TLM : Et pour les formes très sévères ?
Pr Nicolas Roche : Au stade ultime de l’insuffisance respiratoire, les patients ont besoin de vivre en permanence avec de l’oxygène. Ils peuvent aussi bénéficier d’une ventilation non invasive assistée la nuit, voire également par périodes dans la journée. Cette ventilation se fait à deux niveaux de pression (au contraire de l’apnée du sommeil où le niveau de pression est constant). Une pression plus forte pour que le malade inspire. Puis cette pression redescend pour l’expiration.
TLM : Quels sont les cas particuliers à connaître ?
Pr Nicolas Roche : Dans certaines formes particulières, avec un emphysème important, certaines interventions chirurgicales ou endoscopiques visent à faire réduire le volume pulmonaire par l’ablation des zones les plus emphysémateuses. Enfin dans les cas extrêmes, pour les malades souffrant d’une atteinte très sévère, il faut aussi penser à la greffe de poumon.
TLM : De manière générale, pour les patients atteints de forme sévère, quelle est la place de la rééducation fonctionnelle ?
Pr Nicolas Roche : Pour les patients atteints de BPCO, la réadaptation est cruciale, et il est donc essentiel d’y penser, de la proposer, de pouvoir l’expliquer au patient et de savoir le/la motiver. Il s’agit de mettre en place un réentraînement à l’effort pour améliorer la force musculaire, avec des exercices sur vélo, tapis roulant ou encore avec des appareils de renforcement musculaire adaptés.
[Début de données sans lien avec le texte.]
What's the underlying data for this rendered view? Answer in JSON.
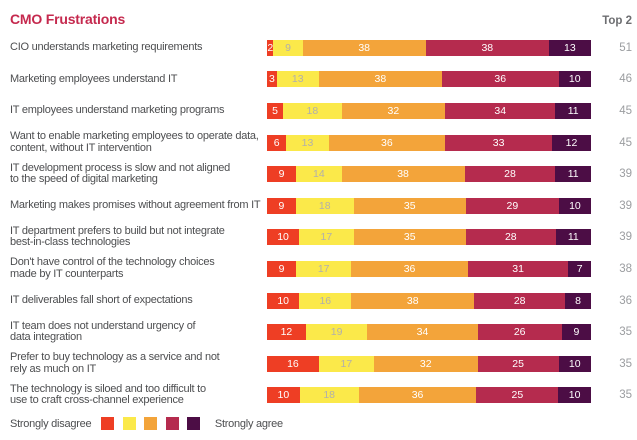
{
  "title": "CMO Frustrations",
  "top2_header": "Top 2",
  "colors": {
    "title_accent": "#c5294e",
    "label_text": "#4d4e50",
    "top2_value_text": "#9b9da0"
  },
  "legend": {
    "left_label": "Strongly disagree",
    "right_label": "Strongly agree"
  },
  "chart_data": {
    "type": "bar",
    "stacked": true,
    "orientation": "horizontal",
    "scale": "percent",
    "xlim": [
      0,
      100
    ],
    "grid": false,
    "legend_position": "bottom",
    "segment_names": [
      "strongly-disagree",
      "disagree",
      "somewhat-disagree",
      "agree",
      "strongly-agree"
    ],
    "segment_colors": [
      "#ee3e24",
      "#fbe94a",
      "#f3a43a",
      "#b52b4e",
      "#4c0d45"
    ],
    "value_label_colors": [
      "#ffffff",
      "#b2b0ab",
      "#ffffff",
      "#ffffff",
      "#ffffff"
    ],
    "rows": [
      {
        "label_lines": [
          "CIO understands marketing requirements"
        ],
        "values": [
          2,
          9,
          38,
          38,
          13
        ],
        "top2": 51
      },
      {
        "label_lines": [
          "Marketing employees understand IT"
        ],
        "values": [
          3,
          13,
          38,
          36,
          10
        ],
        "top2": 46
      },
      {
        "label_lines": [
          "IT employees understand marketing programs"
        ],
        "values": [
          5,
          18,
          32,
          34,
          11
        ],
        "top2": 45
      },
      {
        "label_lines": [
          "Want to enable marketing employees to operate data,",
          "content, without IT intervention"
        ],
        "values": [
          6,
          13,
          36,
          33,
          12
        ],
        "top2": 45
      },
      {
        "label_lines": [
          "IT development process is slow and not aligned",
          "to the speed of digital marketing"
        ],
        "values": [
          9,
          14,
          38,
          28,
          11
        ],
        "top2": 39
      },
      {
        "label_lines": [
          "Marketing makes promises without agreement from IT"
        ],
        "values": [
          9,
          18,
          35,
          29,
          10
        ],
        "top2": 39
      },
      {
        "label_lines": [
          "IT department prefers to build but not integrate",
          "best-in-class technologies"
        ],
        "values": [
          10,
          17,
          35,
          28,
          11
        ],
        "top2": 39
      },
      {
        "label_lines": [
          "Don't have control of the technology choices",
          "made by IT counterparts"
        ],
        "values": [
          9,
          17,
          36,
          31,
          7
        ],
        "top2": 38
      },
      {
        "label_lines": [
          "IT deliverables fall short of expectations"
        ],
        "values": [
          10,
          16,
          38,
          28,
          8
        ],
        "top2": 36
      },
      {
        "label_lines": [
          "IT team does not understand urgency of",
          "data integration"
        ],
        "values": [
          12,
          19,
          34,
          26,
          9
        ],
        "top2": 35
      },
      {
        "label_lines": [
          "Prefer to buy technology as a service and not",
          "rely as much on IT"
        ],
        "values": [
          16,
          17,
          32,
          25,
          10
        ],
        "top2": 35
      },
      {
        "label_lines": [
          "The technology is siloed and too difficult to",
          "use to craft cross-channel experience"
        ],
        "values": [
          10,
          18,
          36,
          25,
          10
        ],
        "top2": 35
      }
    ]
  }
}
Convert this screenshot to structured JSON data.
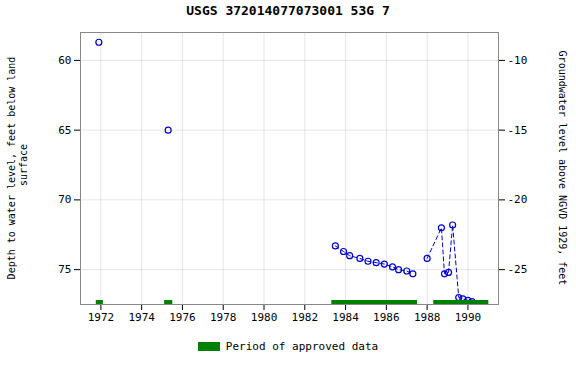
{
  "chart_data": {
    "type": "scatter",
    "title": "USGS 372014077073001 53G  7",
    "ylabel": "Depth to water level, feet below land\n surface",
    "y2label": "Groundwater level above NGVD 1929, feet",
    "x": [
      1971.9,
      1975.3,
      1983.5,
      1983.9,
      1984.2,
      1984.7,
      1985.1,
      1985.5,
      1985.9,
      1986.3,
      1986.6,
      1987.0,
      1987.3,
      1988.0,
      1988.7,
      1988.85,
      1989.05,
      1989.25,
      1989.55,
      1989.75,
      1990.0,
      1990.2
    ],
    "xlim": [
      1971.0,
      1991.5
    ],
    "xticks": [
      1972,
      1974,
      1976,
      1978,
      1980,
      1982,
      1984,
      1986,
      1988,
      1990
    ],
    "ylim": [
      77.5,
      58.0
    ],
    "yticks": [
      60,
      65,
      70,
      75
    ],
    "y2lim": [
      -27.5,
      -8.0
    ],
    "y2ticks": [
      -10,
      -15,
      -20,
      -25
    ],
    "grid": true,
    "legend": "bottom",
    "series": [
      {
        "values": [
          58.7,
          65.0,
          73.3,
          73.7,
          74.0,
          74.2,
          74.4,
          74.5,
          74.6,
          74.8,
          75.0,
          75.1,
          75.3,
          74.2,
          72.0,
          75.3,
          75.2,
          71.8,
          77.0,
          77.1,
          77.2,
          77.3
        ],
        "color": "#0000CC",
        "marker": "open_circle",
        "line_style": "dashed",
        "segments": [
          [
            2,
            12
          ],
          [
            13,
            21
          ]
        ]
      },
      {
        "name": "Period of approved data",
        "type": "bar",
        "orientation": "horizontal",
        "color": "#008000",
        "spans": [
          [
            1971.75,
            1972.1
          ],
          [
            1975.1,
            1975.5
          ],
          [
            1983.3,
            1987.5
          ],
          [
            1988.3,
            1991.0
          ]
        ]
      }
    ]
  }
}
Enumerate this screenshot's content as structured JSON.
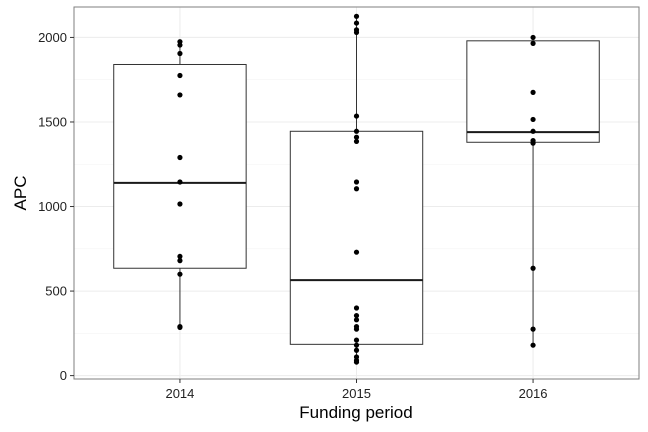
{
  "chart_data": {
    "type": "boxplot",
    "title": "",
    "xlabel": "Funding period",
    "ylabel": "APC",
    "ylim": [
      -20,
      2180
    ],
    "yticks": [
      0,
      500,
      1000,
      1500,
      2000
    ],
    "grid": true,
    "categories": [
      "2014",
      "2015",
      "2016"
    ],
    "boxes": [
      {
        "category": "2014",
        "whisker_low": 285,
        "q1": 635,
        "median": 1140,
        "q3": 1840,
        "whisker_high": 1975
      },
      {
        "category": "2015",
        "whisker_low": 80,
        "q1": 185,
        "median": 565,
        "q3": 1445,
        "whisker_high": 2125
      },
      {
        "category": "2016",
        "whisker_low": 180,
        "q1": 1380,
        "median": 1440,
        "q3": 1980,
        "whisker_high": 2000
      }
    ],
    "points": [
      {
        "category": "2014",
        "values": [
          1975,
          1955,
          1905,
          1775,
          1660,
          1290,
          1145,
          1015,
          705,
          680,
          600,
          290,
          285
        ]
      },
      {
        "category": "2015",
        "values": [
          2125,
          2085,
          2045,
          2030,
          1535,
          1445,
          1410,
          1385,
          1145,
          1105,
          730,
          400,
          355,
          330,
          290,
          275,
          210,
          180,
          150,
          110,
          90,
          80
        ]
      },
      {
        "category": "2016",
        "values": [
          2000,
          1965,
          1675,
          1515,
          1445,
          1390,
          1375,
          635,
          275,
          180
        ]
      }
    ],
    "colors": {
      "box_stroke": "#333333",
      "median": "#1a1a1a",
      "point": "#000000",
      "grid": "#ececec",
      "panel_border": "#7f7f7f"
    }
  }
}
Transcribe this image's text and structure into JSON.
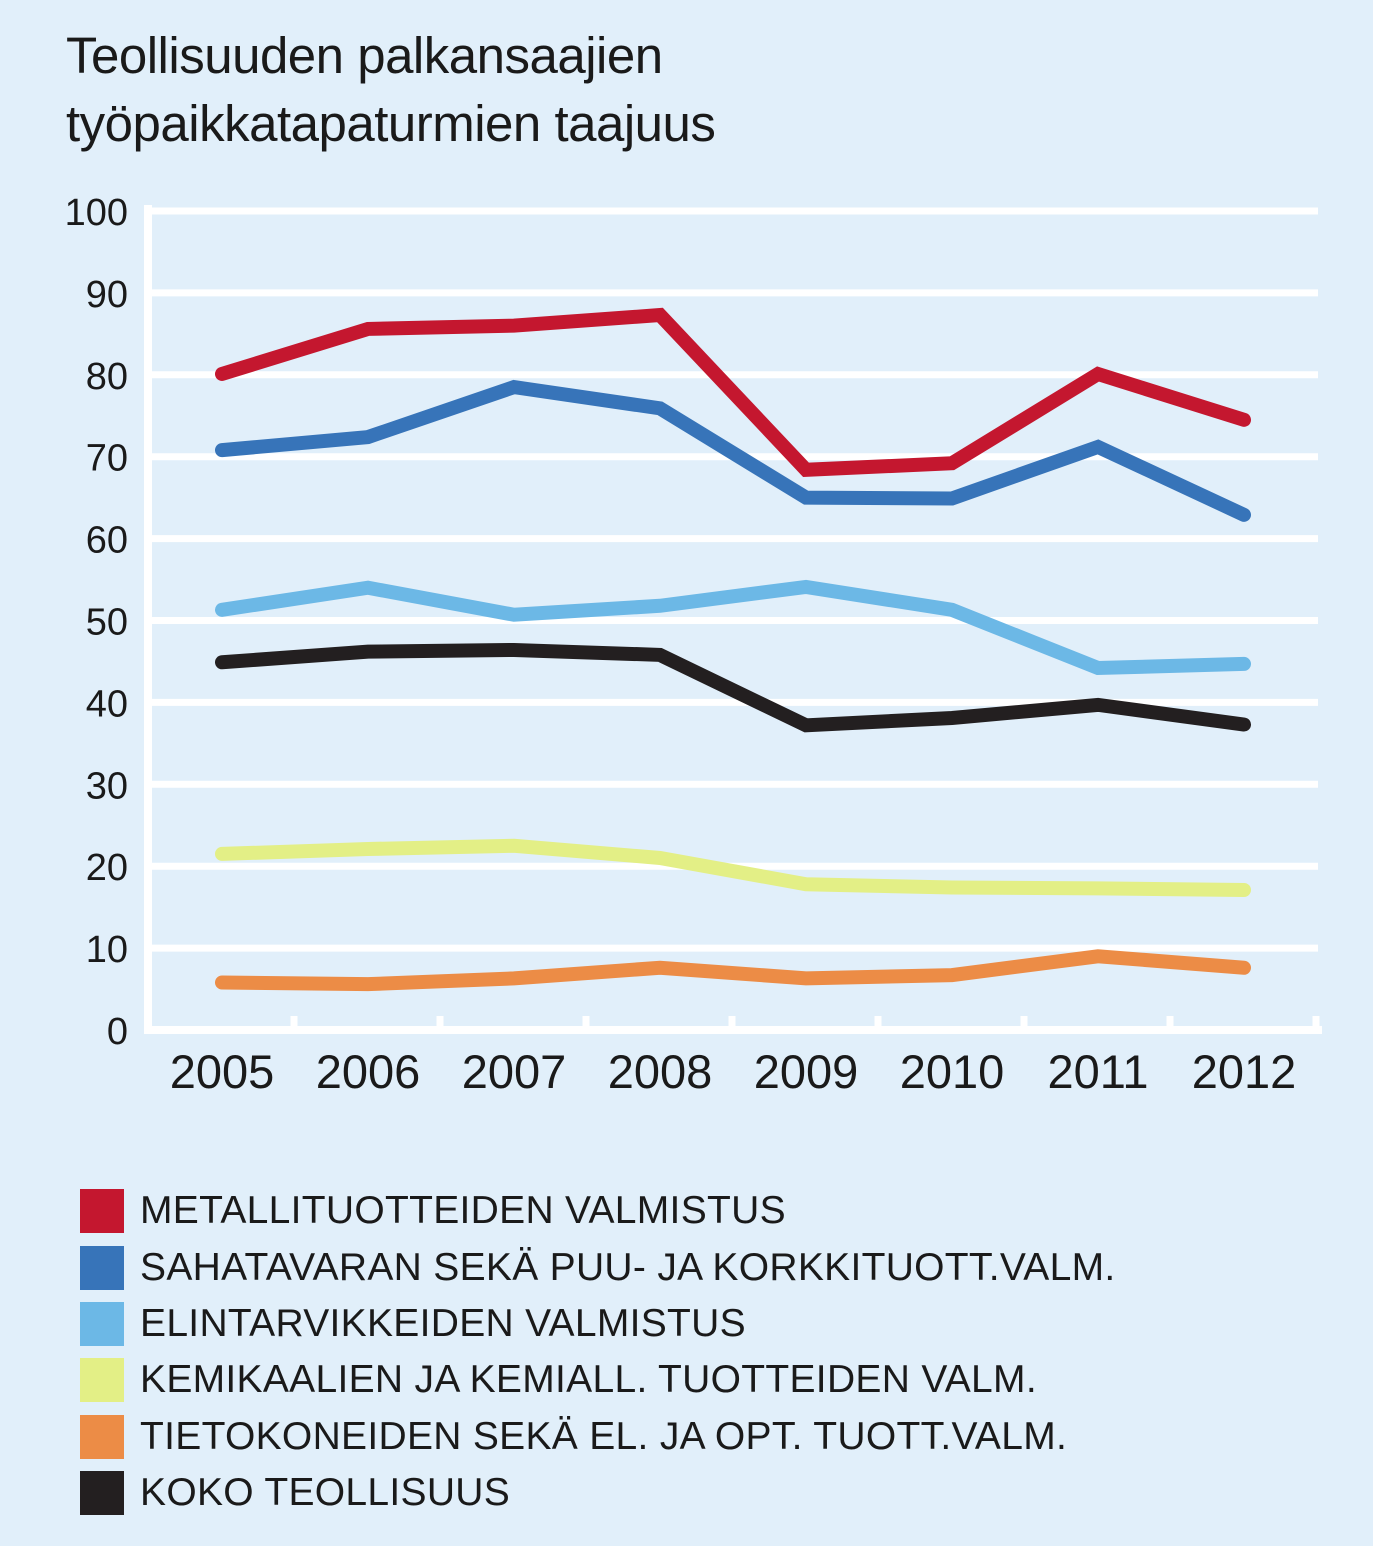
{
  "chart_data": {
    "type": "line",
    "title_lines": [
      "Teollisuuden palkansaajien",
      "työpaikkatapaturmien taajuus"
    ],
    "x": [
      "2005",
      "2006",
      "2007",
      "2008",
      "2009",
      "2010",
      "2011",
      "2012"
    ],
    "ylim": [
      0,
      100
    ],
    "yticks": [
      "0",
      "10",
      "20",
      "30",
      "40",
      "50",
      "60",
      "70",
      "80",
      "90",
      "100"
    ],
    "grid": true,
    "legend_position": "bottom",
    "series": [
      {
        "name": "METALLITUOTTEIDEN VALMISTUS",
        "color": "#c4172f",
        "values": [
          80.1,
          85.6,
          86.0,
          87.3,
          68.4,
          69.2,
          80.1,
          74.5
        ]
      },
      {
        "name": "SAHATAVARAN SEKÄ PUU- JA KORKKITUOTT.VALM.",
        "color": "#3774b9",
        "values": [
          70.8,
          72.4,
          78.5,
          75.9,
          65.0,
          64.9,
          71.2,
          62.9
        ]
      },
      {
        "name": "ELINTARVIKKEIDEN VALMISTUS",
        "color": "#6cb8e6",
        "values": [
          51.3,
          54.0,
          50.7,
          51.8,
          54.1,
          51.3,
          44.2,
          44.7
        ]
      },
      {
        "name": "KEMIKAALIEN JA KEMIALL. TUOTTEIDEN VALM.",
        "color": "#e3ef86",
        "values": [
          21.5,
          22.1,
          22.5,
          21.0,
          17.8,
          17.4,
          17.3,
          17.1
        ]
      },
      {
        "name": "TIETOKONEIDEN SEKÄ EL. JA OPT. TUOTT.VALM.",
        "color": "#ec8c46",
        "values": [
          5.8,
          5.6,
          6.3,
          7.6,
          6.3,
          6.7,
          9.0,
          7.6
        ]
      },
      {
        "name": "KOKO TEOLLISUUS",
        "color": "#231f20",
        "values": [
          44.9,
          46.2,
          46.4,
          45.8,
          37.2,
          38.1,
          39.7,
          37.3
        ]
      }
    ]
  }
}
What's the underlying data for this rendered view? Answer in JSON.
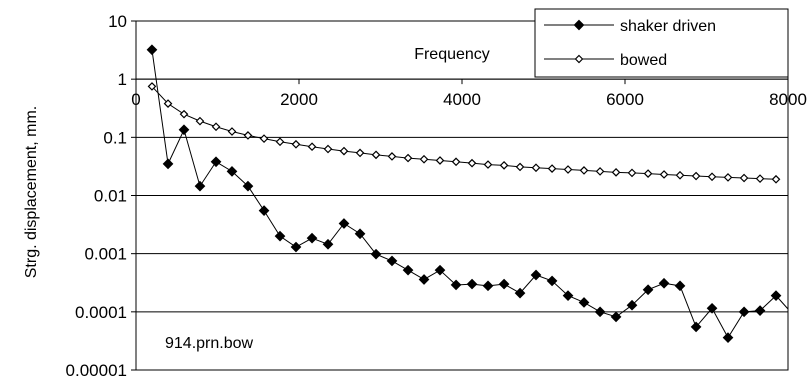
{
  "chart_data": {
    "type": "line",
    "xlabel": "Frequency",
    "ylabel": "Strg. displacement, mm.",
    "annotation": "914.prn.bow",
    "x_axis": {
      "min": 0,
      "max": 8000,
      "ticks": [
        0,
        2000,
        4000,
        6000,
        8000
      ],
      "tick_labels": [
        "0",
        "2000",
        "4000",
        "6000",
        "8000"
      ],
      "crosses_y_at": 1
    },
    "y_axis": {
      "scale": "log",
      "min": 1e-05,
      "max": 10,
      "ticks": [
        10,
        1,
        0.1,
        0.01,
        0.001,
        0.0001,
        1e-05
      ],
      "tick_labels": [
        "10",
        "1",
        "0.1",
        "0.01",
        "0.001",
        "0.0001",
        "0.00001"
      ]
    },
    "grid": {
      "horizontal": true,
      "vertical": false
    },
    "legend_position": "top-right",
    "series": [
      {
        "name": "shaker driven",
        "marker": "filled-diamond",
        "x": [
          196,
          393,
          589,
          785,
          982,
          1178,
          1374,
          1571,
          1767,
          1963,
          2160,
          2356,
          2552,
          2749,
          2945,
          3141,
          3338,
          3534,
          3730,
          3927,
          4123,
          4319,
          4516,
          4712,
          4908,
          5105,
          5301,
          5497,
          5694,
          5890,
          6086,
          6283,
          6479,
          6675,
          6872,
          7068,
          7264,
          7461,
          7657,
          7853,
          8100
        ],
        "y": [
          3.2,
          0.035,
          0.135,
          0.0145,
          0.038,
          0.026,
          0.0145,
          0.0055,
          0.002,
          0.0013,
          0.00185,
          0.00145,
          0.0033,
          0.0022,
          0.00098,
          0.00075,
          0.00052,
          0.00036,
          0.00052,
          0.00029,
          0.0003,
          0.00028,
          0.0003,
          0.00021,
          0.00043,
          0.00034,
          0.00019,
          0.000145,
          0.0001,
          8.2e-05,
          0.00013,
          0.00024,
          0.00031,
          0.00028,
          5.5e-05,
          0.000115,
          3.6e-05,
          0.0001,
          0.000105,
          0.00019,
          7.8e-05
        ]
      },
      {
        "name": "bowed",
        "marker": "open-diamond",
        "x": [
          196,
          393,
          589,
          785,
          982,
          1178,
          1374,
          1571,
          1767,
          1963,
          2160,
          2356,
          2552,
          2749,
          2945,
          3141,
          3338,
          3534,
          3730,
          3927,
          4123,
          4319,
          4516,
          4712,
          4908,
          5105,
          5301,
          5497,
          5694,
          5890,
          6086,
          6283,
          6479,
          6675,
          6872,
          7068,
          7264,
          7461,
          7657,
          7853
        ],
        "y": [
          0.75,
          0.38,
          0.25,
          0.19,
          0.152,
          0.126,
          0.108,
          0.095,
          0.084,
          0.076,
          0.069,
          0.063,
          0.058,
          0.054,
          0.05,
          0.047,
          0.044,
          0.042,
          0.04,
          0.038,
          0.036,
          0.034,
          0.033,
          0.031,
          0.03,
          0.029,
          0.028,
          0.027,
          0.026,
          0.025,
          0.0245,
          0.0238,
          0.023,
          0.0223,
          0.0216,
          0.021,
          0.0205,
          0.02,
          0.0195,
          0.019
        ]
      }
    ]
  }
}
Ce travail est pratiqué sous forme de stage de six semaines en moyenne dans des centres de soins de suite (par exemple après une hospitalisation, mais pas obligatoirement). Il peut aussi être mis en place en hôpital de jour, ou dans des cabinet de kinésithérapeutes, ou encore à domicile avec des dispositifs de télésurveillance. Cependant, l’offre est encore variable selon les régions. Il faut savoir aussi que les malades sont souvent réticents à cette rééducation car elle est contraignante et les médecins ne pensent pas toujours à la leur recommander. Mais pour la plupart des patients, elle améliore leur capacité à se confronter à la vie quotidienne et leur permet de retrouver un peu d’autonomie. Les programmes de réadaptation cherchent aussi, par la composante éducative, à aider le patient à observer son traitement médical, à gérer sa maladie, à repérer les épisodes d’exacerbations... La réadaptation peut être aussi associée à un soutien psychologique, ou nutritionnel. Mais, comme tous les programmes de réentraînement musculaire, ils doivent être poursuivis dans la durée. Des associations encouragent et aident les patients dans ce sens.
TLM : Quel est le rôle des médecins généralistes ?
Pr Nicolas Roche : Le rôle du médecin généraliste est primordial. Il doit être capable de détecter la maladie, d’évaluer sa sévérité, de mettre en place des, et enfin d’adresser le patient au spécialiste. Le rôle du médecin généraliste est crucial pour le suivi, la motivation, et l’observance du traitement. Le médecin généraliste peut adapter le traitement à l’évolution de la maladie, en association avec le pneumologue qui lui voit le patient en consultation à un rythme adapté à la situation.